A cura di Gabriele Stefanelli.
Sdraiato su panca orizzontale, mani attorno alla zigrinatura di un bilanciere. La barra scende fino al petto e risale. Niente di più semplice in apparenza, niente di più praticato in palestra. Niente di più complesso in realtà.
Chiunque mi stia leggendo avrà fatto quello di cui ho appena parlato decine, centinaia, migliaia di volte.
E altrettante volte ne avrà letto e discusso. Per questo, visto anche il contesto in cui mi trovo con onore a scrivere, una premessa è d’obbligo: oggi non parlerò della panca per il bodybuilder o per il crossfitter, della panca con fini estetici, dell’ipertrofia del fascio X piuttosto che della porzione y, né del fatto che possano esistere alternative alla cara vecchia panca piana per farvi crescere pettorali, autostima e/o entrambi.
Quello che mi interessa fare oggi è fornire una serie di tips e tricks, che vi saranno poi utili per migliorare la gestione del vostro torace nell’alzata stessa. E di conseguenza, in un ottica puramente da lifter, permettervi di sollevare più carico, in gara o in palestra.
Si sente spesso dire che il limite o addirittura la “centralina” maggiormente modulabile del principiante sia la capacità di alzare il petto e di aprirsi letteralmente sotto al bilanciere. Sia in fase eccentrica che, cosa forse ancora più importante, in fase concentrica. Assolutamente giusto, basti pensare che il pettorale, nella sua funzione di adduttore e flessore omerale, riesce a lavorare bene solo fino a quando l’omero rimane ben sotto di lui.
Partendo da questo assunto, risulta subito evidente che più il torace sarà alto, più aumenterà la zona di lavoro del petto, specie dei fasci addominali, quelli più forti. Questo aumenterà ovviamente anche lo stretch reflex del muscolo stesso, cosa di estrema utilità anche quando si lavora con il fermo. Come nel PL.
In parole povere, più sarà alto il punto in cui il bilanciere andrà a toccare il vostro sterno, più cavalli il vostro motore sarà in grado di utilizzare per muovere la barra con la massima forza e velocità ad inizio concentrica.

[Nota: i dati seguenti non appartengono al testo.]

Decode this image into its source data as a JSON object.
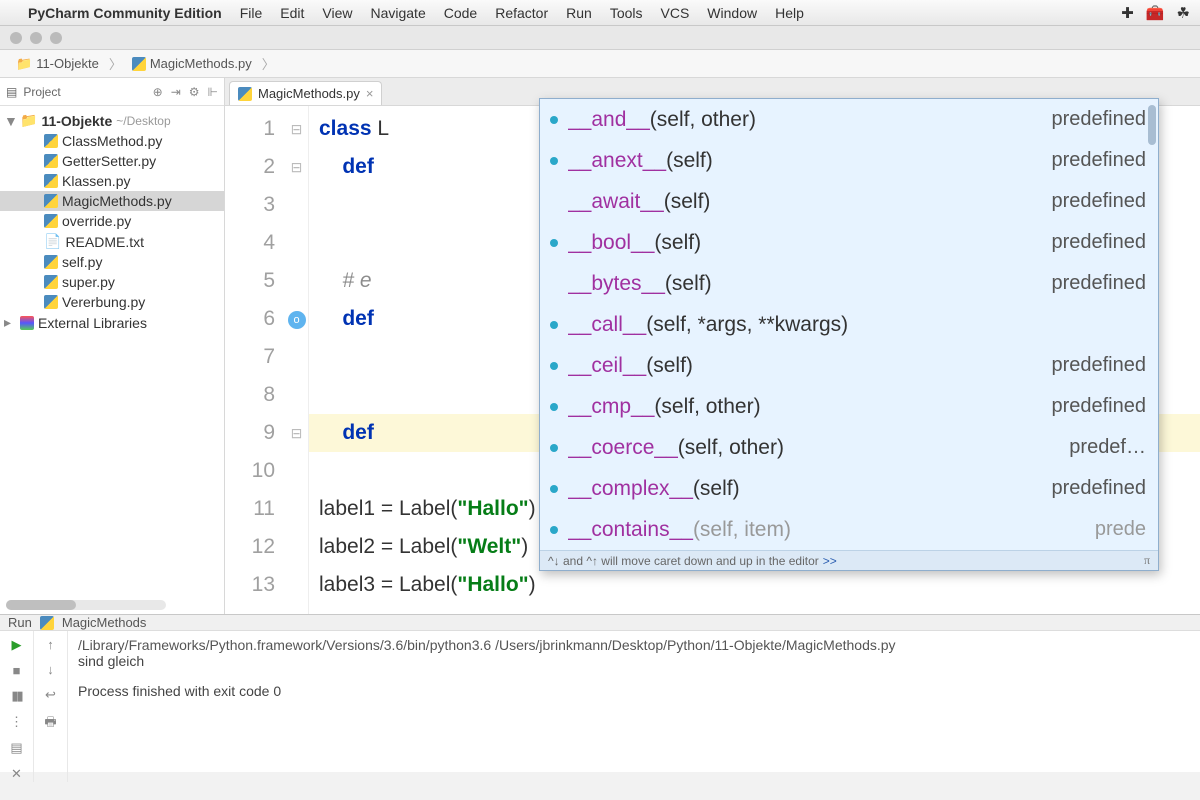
{
  "menubar": {
    "app_name": "PyCharm Community Edition",
    "items": [
      "File",
      "Edit",
      "View",
      "Navigate",
      "Code",
      "Refactor",
      "Run",
      "Tools",
      "VCS",
      "Window",
      "Help"
    ]
  },
  "breadcrumb": {
    "folder": "11-Objekte",
    "file": "MagicMethods.py"
  },
  "project": {
    "label": "Project",
    "root": "11-Objekte",
    "root_path": "~/Desktop",
    "files": [
      {
        "name": "ClassMethod.py"
      },
      {
        "name": "GetterSetter.py"
      },
      {
        "name": "Klassen.py"
      },
      {
        "name": "MagicMethods.py",
        "selected": true
      },
      {
        "name": "override.py"
      },
      {
        "name": "README.txt"
      },
      {
        "name": "self.py"
      },
      {
        "name": "super.py"
      },
      {
        "name": "Vererbung.py"
      }
    ],
    "external": "External Libraries"
  },
  "tab": {
    "name": "MagicMethods.py"
  },
  "code": {
    "lines": [
      {
        "n": "1",
        "html": "<span class='kw'>class</span> L"
      },
      {
        "n": "2",
        "html": "    <span class='kw'>def</span>"
      },
      {
        "n": "3",
        "html": ""
      },
      {
        "n": "4",
        "html": ""
      },
      {
        "n": "5",
        "html": "    <span class='com'># e</span>"
      },
      {
        "n": "6",
        "html": "    <span class='kw'>def</span>",
        "marker": true
      },
      {
        "n": "7",
        "html": ""
      },
      {
        "n": "8",
        "html": ""
      },
      {
        "n": "9",
        "html": "    <span class='kw'>def</span>",
        "current": true
      },
      {
        "n": "10",
        "html": ""
      },
      {
        "n": "11",
        "html": "label1 = Label(<span class='str'>\"Hallo\"</span>)"
      },
      {
        "n": "12",
        "html": "label2 = Label(<span class='str'>\"Welt\"</span>)"
      },
      {
        "n": "13",
        "html": "label3 = Label(<span class='str'>\"Hallo\"</span>)"
      }
    ]
  },
  "popup": {
    "items": [
      {
        "sig": "__and__(self, other)",
        "tag": "predefined",
        "bullet": true
      },
      {
        "sig": "__anext__(self)",
        "tag": "predefined",
        "bullet": true
      },
      {
        "sig": "__await__(self)",
        "tag": "predefined",
        "bullet": false
      },
      {
        "sig": "__bool__(self)",
        "tag": "predefined",
        "bullet": true
      },
      {
        "sig": "__bytes__(self)",
        "tag": "predefined",
        "bullet": false
      },
      {
        "sig": "__call__(self, *args, **kwargs)",
        "tag": "",
        "bullet": true
      },
      {
        "sig": "__ceil__(self)",
        "tag": "predefined",
        "bullet": true
      },
      {
        "sig": "__cmp__(self, other)",
        "tag": "predefined",
        "bullet": true
      },
      {
        "sig": "__coerce__(self, other)",
        "tag": "predef…",
        "bullet": true
      },
      {
        "sig": "__complex__(self)",
        "tag": "predefined",
        "bullet": true
      },
      {
        "sig": "__contains__(self, item)",
        "tag": "prede",
        "bullet": true,
        "last": true
      }
    ],
    "hint_prefix": "^↓ and ^↑ will move caret down and up in the editor",
    "hint_link": ">>"
  },
  "run": {
    "label": "Run",
    "config": "MagicMethods",
    "cmd": "/Library/Frameworks/Python.framework/Versions/3.6/bin/python3.6 /Users/jbrinkmann/Desktop/Python/11-Objekte/MagicMethods.py",
    "out1": "sind gleich",
    "out2": "Process finished with exit code 0"
  }
}
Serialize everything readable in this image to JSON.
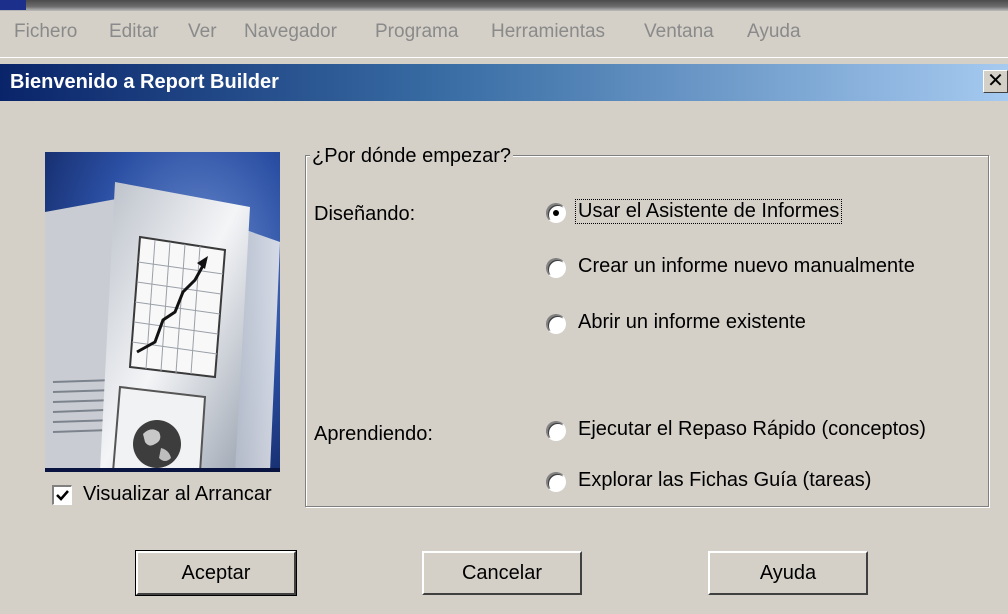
{
  "menu": [
    "Fichero",
    "Editar",
    "Ver",
    "Navegador",
    "Programa",
    "Herramientas",
    "Ventana",
    "Ayuda"
  ],
  "dialog": {
    "title": "Bienvenido a Report Builder",
    "close_symbol": "✕"
  },
  "startup_checkbox": {
    "label": "Visualizar al Arrancar",
    "checked": true,
    "mark": "✔"
  },
  "group": {
    "legend": "¿Por dónde empezar?",
    "sections": [
      {
        "label": "Diseñando:",
        "options": [
          {
            "label": "Usar el Asistente de Informes",
            "selected": true
          },
          {
            "label": "Crear un informe nuevo manualmente",
            "selected": false
          },
          {
            "label": "Abrir un informe existente",
            "selected": false
          }
        ]
      },
      {
        "label": "Aprendiendo:",
        "options": [
          {
            "label": "Ejecutar el Repaso Rápido (conceptos)",
            "selected": false
          },
          {
            "label": "Explorar las Fichas Guía (tareas)",
            "selected": false
          }
        ]
      }
    ]
  },
  "buttons": {
    "ok": "Aceptar",
    "cancel": "Cancelar",
    "help": "Ayuda"
  },
  "colors": {
    "dialog_bg": "#d4d0c8",
    "title_start": "#0a246a",
    "title_end": "#a6caf0"
  }
}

Se poi aggiungiamo anche un ROM ridotto, risulta palese il perché settarsi “chest up“, al massimo delle nostre possibilità, sia uno degli elementi da tenere maggiormente in considerazione nella costruzione graduale del gesto stesso. Da parte di un coach o di un atleta.

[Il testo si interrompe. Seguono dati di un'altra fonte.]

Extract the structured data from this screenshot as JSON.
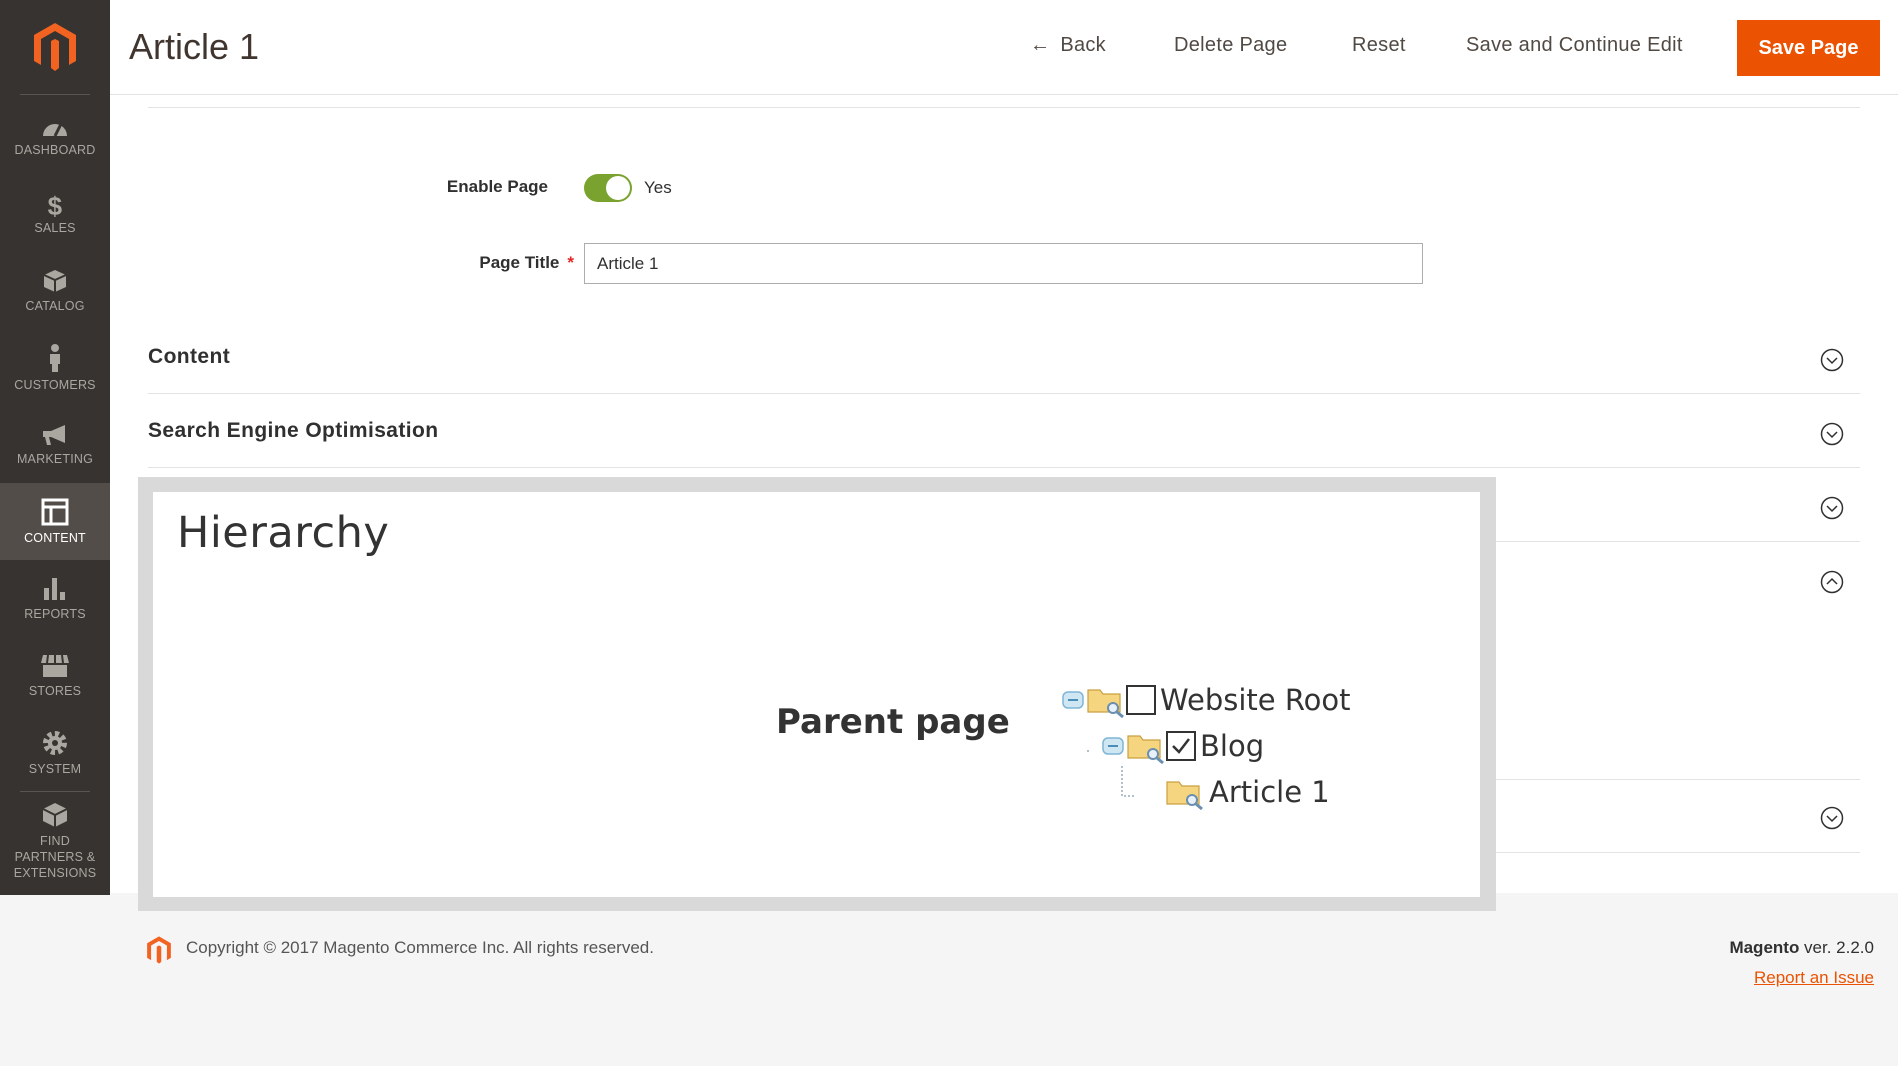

Il difficile però è arrivare a questo punto seguendo la giusta strada. Molti altleti, perlopiù inesperti, scambiano l’idea di assetto a petto in su (sarebbe meglio dire aperto) con le contorsioni di Linda Blair ne “L’Esorcista”, cercando di esacerbare in maniera estrema la lordosi lombare, sistemando i piedi a volte anche dietro la linea iliaca dei fianchi.
Ciò viene fatto con la speranza di mettere il petto in spinta, sfruttare la spinta dei piedi (più conosciuta come “leg drive”) e magari guadagnare chili facili.
Ora, a prescindere da considerazioni di tipo salutistico, dato che non ho mai visto nessuno farsi male “archeggiando” in panca, il problema di questo approccio è questo: stressando moltissimo la zona lombare, la parte toracica finirà per forza in secondo piano a livello di controllo motorio. Il malcapitato si ritroverà con la pancia alta ed il petto bassissimo rispetto alle anche. Per cui, ricordate: se vi siete ritrovati nella siffatta descrizione, nel lungo periodo non andrete da nessuna parte.
Piuttosto svilupperete compensi su compensi, specie a livello cervicale e lombare.
Da dove partire allora se vogliamo assicurare continuità ai nostri progressi?
Semplicemente dal “mantra” delle scapole addotte e depresse. Dico “mantra”, perchè oramai anche il più scalcinato e seminalfabetizzato trainer di periferia lo propone ai sui clienti come la panacea di tutti i mali terreni e non.
Ma essendo stato ammantato di una dimensione quasi mistica, pochi vanno oltre e realizzano quanto in questo assioma sia contenuto un mezzo e non un fine: scapole adotte e depresse “PER” e non “tanto per” dovrebbe essere il motto!
Scapole addotte e depresse per proteggere muscoli e tendini della cuffia dei rotatori dal restare schiacciati tra testa dell’omero e acromion.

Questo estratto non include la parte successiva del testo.